Côté surprises, le premier gros coup vient de Reims où le RC Lens, équipe de D2, balaie l’AS Saint-Etienne par 3 buts à 0. Autre équipe de deuxième division à faire tomber un cluib de l’élite : l’OGC Nice. Opposés à l’Olympique Alésien, à la peine en D1, les Niçois se qualifient en deux temps (1-1, 5-1). Les qualifications lensoises et niçoises sont les deux grosses surprises de ces trente-deuxièmes de finale.

Les autres clubs de l’élite ne sont pas pris au piège. Double tenant du titre, le Lille OSC s’impose largement (7-0) devant les amteurs de l’EDS Montluçon (DH). Quatre fois vainqueurs de la Coupe, le RC Paris n’a aucune difficulté à se défaire de l’ES Castres (DH). Les Parisiens s’imposent par 7 buts à 2. Opposé à l’US du Mans (D2), le Stade de Reims est sérieux (1-0). Une remarque qui vaut aussi pour le FC Nancy, vainqueur de l’AS Angoulême (D2) par 2 buts à 1. Contre le FC Nantes (D2), le Stade Français doit s’y prendre à deux fois pour obtenir sa qualification (1-1, 1-0). C’est le même scénario pour le FC Metz devant le SA Douai (D2), vainqueur 8 à 0 après un nul initial (1-1).

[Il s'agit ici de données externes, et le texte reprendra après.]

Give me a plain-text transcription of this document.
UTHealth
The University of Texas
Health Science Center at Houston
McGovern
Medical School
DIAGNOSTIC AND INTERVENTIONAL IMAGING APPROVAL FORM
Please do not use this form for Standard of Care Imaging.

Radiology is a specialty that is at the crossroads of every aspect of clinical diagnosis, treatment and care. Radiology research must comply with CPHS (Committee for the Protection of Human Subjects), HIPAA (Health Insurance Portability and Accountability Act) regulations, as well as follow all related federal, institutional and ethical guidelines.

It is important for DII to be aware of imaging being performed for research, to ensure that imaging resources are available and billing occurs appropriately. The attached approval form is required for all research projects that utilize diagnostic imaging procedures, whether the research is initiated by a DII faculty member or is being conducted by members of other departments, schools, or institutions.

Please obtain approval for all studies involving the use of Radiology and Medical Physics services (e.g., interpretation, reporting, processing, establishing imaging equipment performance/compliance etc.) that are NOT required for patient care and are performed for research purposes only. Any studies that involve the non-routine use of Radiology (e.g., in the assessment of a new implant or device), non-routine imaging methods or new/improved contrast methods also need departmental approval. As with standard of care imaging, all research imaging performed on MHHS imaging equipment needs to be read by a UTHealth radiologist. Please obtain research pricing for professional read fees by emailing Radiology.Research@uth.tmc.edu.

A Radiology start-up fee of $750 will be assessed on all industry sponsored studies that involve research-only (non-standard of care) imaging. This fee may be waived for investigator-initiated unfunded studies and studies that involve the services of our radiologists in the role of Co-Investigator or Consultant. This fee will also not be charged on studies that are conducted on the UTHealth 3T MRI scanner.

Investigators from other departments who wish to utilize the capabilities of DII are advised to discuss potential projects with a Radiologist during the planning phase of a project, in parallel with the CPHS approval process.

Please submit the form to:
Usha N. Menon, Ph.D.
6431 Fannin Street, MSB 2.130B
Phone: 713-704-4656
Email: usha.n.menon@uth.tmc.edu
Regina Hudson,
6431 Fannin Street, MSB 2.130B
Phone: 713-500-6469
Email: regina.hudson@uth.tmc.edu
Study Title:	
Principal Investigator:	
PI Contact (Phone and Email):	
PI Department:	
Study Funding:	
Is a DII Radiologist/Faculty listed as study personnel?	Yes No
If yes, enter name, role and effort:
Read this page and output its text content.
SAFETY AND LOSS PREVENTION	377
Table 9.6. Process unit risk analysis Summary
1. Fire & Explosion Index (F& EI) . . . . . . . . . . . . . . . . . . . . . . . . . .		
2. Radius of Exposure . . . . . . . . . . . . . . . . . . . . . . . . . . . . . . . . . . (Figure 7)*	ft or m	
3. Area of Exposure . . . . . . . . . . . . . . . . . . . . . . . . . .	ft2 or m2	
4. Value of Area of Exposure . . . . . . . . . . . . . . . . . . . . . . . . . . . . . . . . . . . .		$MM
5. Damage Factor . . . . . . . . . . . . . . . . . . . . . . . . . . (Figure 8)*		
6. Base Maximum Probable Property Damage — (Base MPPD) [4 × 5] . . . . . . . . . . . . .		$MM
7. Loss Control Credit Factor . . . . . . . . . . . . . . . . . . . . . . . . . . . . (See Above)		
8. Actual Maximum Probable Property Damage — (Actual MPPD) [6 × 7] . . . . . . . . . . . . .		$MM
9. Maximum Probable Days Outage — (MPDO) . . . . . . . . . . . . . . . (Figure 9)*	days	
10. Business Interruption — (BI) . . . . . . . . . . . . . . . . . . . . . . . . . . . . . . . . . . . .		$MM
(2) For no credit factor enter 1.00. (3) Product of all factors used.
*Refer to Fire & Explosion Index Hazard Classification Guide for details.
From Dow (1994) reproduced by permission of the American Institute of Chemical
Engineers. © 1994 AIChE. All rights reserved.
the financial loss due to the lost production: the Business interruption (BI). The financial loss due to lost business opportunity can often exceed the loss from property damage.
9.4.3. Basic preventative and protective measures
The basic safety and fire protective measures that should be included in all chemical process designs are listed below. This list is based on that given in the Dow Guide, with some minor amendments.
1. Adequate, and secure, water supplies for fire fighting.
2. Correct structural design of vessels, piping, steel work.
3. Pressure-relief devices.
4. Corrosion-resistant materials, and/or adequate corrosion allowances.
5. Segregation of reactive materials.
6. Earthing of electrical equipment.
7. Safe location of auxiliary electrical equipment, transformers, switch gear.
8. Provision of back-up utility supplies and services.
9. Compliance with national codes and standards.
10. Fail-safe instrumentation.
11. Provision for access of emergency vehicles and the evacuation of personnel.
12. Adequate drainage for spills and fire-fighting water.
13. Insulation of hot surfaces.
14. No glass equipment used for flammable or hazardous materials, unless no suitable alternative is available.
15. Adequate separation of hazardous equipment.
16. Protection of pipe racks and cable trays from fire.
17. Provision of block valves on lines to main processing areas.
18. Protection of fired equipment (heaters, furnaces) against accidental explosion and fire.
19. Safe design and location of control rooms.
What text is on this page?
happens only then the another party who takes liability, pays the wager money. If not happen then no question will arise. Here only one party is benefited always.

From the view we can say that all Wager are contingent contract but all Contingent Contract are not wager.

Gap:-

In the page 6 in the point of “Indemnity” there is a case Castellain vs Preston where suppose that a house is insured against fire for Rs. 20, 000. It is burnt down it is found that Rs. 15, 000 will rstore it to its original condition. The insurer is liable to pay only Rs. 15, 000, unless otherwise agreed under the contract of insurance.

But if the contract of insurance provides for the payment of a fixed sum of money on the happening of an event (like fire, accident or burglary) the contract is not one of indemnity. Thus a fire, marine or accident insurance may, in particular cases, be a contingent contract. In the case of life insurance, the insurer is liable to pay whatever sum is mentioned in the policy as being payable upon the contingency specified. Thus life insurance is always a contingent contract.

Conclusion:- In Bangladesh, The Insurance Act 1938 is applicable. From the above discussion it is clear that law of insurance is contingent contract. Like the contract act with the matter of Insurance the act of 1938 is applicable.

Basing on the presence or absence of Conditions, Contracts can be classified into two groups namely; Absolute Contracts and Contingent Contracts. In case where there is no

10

L’AS Cannes-Grasse dispose tranquillement du CO Cholet (DH) par 3 à 0, et le Toulouse FC, par 1 but à 0, passe devant le Paris UC (DH).

Six clubs de l’élite ont donc été éliminés durant ces trente-deuxièmes de finale, ce qui laisse donc 12 clubs de D1 en lice. Battus par des équipes de deuxième division, l’AS Saint-Etienne et l’Olympique Alésien font figures de mauvaises élèves.